II. Questão em discussão.
– Definir se há ilegalidade na abertura do PAD sem despacho do Presidente do Conselho Seccional e sem a designação de relator formal para o expediente.
III. Razões de decidir.
– A preliminar arguida em contrarrazões, de violação ao princípio da dialeticidade, deve ser afastada, pois apesar de não primar pela melhor técnica, o recurso aponta as razões pelas quais entende que a sentença deve ser reformada.
– A Lei nº 8.906/1994, que dispõe sobre o Estatuto da Advocacia e a Ordem dos Advogados do Brasil, afirma que “cabe ao Tribunal de Ética e Disciplina, do Conselho Seccional competente, julgar os processos disciplinares, instruídos pelas Subseções ou por relatores do próprio conselho” – art. 70, § 1º.
– O procedimento administrativo é instaurado de ofício ou mediante representação e o Código de Ética e Disciplina estabelece os critérios de admissibilidade e os procedimentos disciplinares. Tratando-se de representação formulada no ano de 2011, deve-se seguir o Código de Ética e Disciplina outrora vigente, o qual dispunha, em seu art. 51, § 1º, que “Recebida a representação, o Presidente do Conselho Seccional ou da Subseção, quando esta dispuser de Conselho, designa relator um de seus integrantes, para presidir a instrução processual”.
– No Manual de Procedimentos do Processo Ético-Disciplinar, disponível no endereço eletrônico https://www.oab.org.br/Content/pdf/MANUAL-PROCEDIMENTOS-2SCA.pdf, também consta a determinação para que a representação seja encaminhada ao Presidente do Conselho Seccional da OAB.

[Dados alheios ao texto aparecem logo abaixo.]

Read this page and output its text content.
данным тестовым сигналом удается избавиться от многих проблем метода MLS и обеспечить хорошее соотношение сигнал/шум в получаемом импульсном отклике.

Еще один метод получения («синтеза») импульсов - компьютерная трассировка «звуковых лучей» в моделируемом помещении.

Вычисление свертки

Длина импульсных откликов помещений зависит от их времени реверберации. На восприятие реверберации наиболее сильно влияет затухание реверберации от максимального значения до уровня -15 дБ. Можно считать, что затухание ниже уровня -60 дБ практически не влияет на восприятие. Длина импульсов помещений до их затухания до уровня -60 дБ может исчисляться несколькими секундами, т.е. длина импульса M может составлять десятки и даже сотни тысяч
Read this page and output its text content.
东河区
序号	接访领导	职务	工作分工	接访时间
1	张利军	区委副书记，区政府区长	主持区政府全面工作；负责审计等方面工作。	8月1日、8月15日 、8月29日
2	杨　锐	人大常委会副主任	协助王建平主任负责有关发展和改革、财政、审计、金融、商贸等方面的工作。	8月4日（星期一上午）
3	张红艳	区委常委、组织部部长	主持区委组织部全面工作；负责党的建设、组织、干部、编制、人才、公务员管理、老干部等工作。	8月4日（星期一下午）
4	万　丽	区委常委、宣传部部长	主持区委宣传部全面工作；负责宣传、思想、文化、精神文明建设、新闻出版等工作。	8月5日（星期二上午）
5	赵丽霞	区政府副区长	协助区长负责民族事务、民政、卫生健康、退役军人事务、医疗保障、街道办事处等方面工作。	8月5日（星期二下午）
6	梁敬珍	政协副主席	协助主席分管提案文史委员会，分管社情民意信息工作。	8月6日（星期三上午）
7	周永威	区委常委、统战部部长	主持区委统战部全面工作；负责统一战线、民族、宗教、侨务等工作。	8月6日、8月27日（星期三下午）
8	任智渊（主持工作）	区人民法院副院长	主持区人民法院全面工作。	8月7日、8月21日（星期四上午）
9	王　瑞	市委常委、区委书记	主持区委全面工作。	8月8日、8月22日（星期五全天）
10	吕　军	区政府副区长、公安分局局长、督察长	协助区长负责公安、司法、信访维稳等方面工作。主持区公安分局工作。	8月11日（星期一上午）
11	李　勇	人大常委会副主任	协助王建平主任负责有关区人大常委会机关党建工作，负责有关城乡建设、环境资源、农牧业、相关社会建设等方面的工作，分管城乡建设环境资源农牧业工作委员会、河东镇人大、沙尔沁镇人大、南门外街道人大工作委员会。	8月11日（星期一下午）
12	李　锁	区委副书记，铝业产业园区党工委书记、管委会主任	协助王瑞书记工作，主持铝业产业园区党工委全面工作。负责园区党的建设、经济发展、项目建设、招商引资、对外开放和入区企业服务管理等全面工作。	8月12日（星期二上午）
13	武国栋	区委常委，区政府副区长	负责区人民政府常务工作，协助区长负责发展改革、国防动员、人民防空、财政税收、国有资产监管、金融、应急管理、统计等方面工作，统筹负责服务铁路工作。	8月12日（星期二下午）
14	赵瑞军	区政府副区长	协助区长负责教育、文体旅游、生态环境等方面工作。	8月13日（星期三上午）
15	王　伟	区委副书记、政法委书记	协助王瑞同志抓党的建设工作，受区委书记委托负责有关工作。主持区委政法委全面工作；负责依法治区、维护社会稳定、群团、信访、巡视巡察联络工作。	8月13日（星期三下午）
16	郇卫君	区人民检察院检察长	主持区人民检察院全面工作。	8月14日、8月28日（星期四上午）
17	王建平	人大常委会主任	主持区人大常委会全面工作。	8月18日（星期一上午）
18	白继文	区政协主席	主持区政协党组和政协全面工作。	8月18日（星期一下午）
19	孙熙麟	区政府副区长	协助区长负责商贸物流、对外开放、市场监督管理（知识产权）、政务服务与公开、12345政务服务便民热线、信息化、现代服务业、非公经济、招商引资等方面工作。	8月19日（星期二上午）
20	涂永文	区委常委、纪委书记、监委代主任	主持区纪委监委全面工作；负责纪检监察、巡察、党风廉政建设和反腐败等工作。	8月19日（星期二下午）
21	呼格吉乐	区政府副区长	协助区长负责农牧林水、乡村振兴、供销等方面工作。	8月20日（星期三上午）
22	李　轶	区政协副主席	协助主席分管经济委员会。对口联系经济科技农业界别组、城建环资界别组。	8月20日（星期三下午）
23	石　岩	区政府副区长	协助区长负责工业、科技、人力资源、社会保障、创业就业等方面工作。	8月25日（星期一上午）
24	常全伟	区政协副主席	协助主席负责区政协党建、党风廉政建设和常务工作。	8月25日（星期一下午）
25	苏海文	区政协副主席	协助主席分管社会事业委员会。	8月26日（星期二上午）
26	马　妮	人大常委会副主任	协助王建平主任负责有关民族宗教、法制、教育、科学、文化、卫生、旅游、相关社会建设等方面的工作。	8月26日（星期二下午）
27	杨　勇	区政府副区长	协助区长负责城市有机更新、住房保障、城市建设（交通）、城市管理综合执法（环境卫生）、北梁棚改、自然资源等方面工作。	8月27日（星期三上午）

– A representação formulada contra o advogado apelante, no caso em apreço, foi endereçada ao Tribunal de Ética e Disciplina e, assim que recebida, a própria presidente do órgão encaminhou e-mail para o representado para lhe dar ciência do expediente. Posteriormente, a presidente do TED encaminhou outro e-mail, informando o advogado a respeito da designação de audiência de conciliação.
– Evidencia-se o descumprimento das normas legais aplicáveis à espécie, porquanto inobservadas as determinações da Lei 8.906/94 e do Código de Ética e Disciplina no que tange à necessidade de o procedimento ser iniciado por despacho do Presidente do Conselho Seccional ou da Subseção.
– Presente o vício de competência, cabe a anulação do PAD, consoante já decidiu esta E. Corte em diversos outros casos.
– Sucumbência invertida.
IV. Dispositivo.
– Apelação provida.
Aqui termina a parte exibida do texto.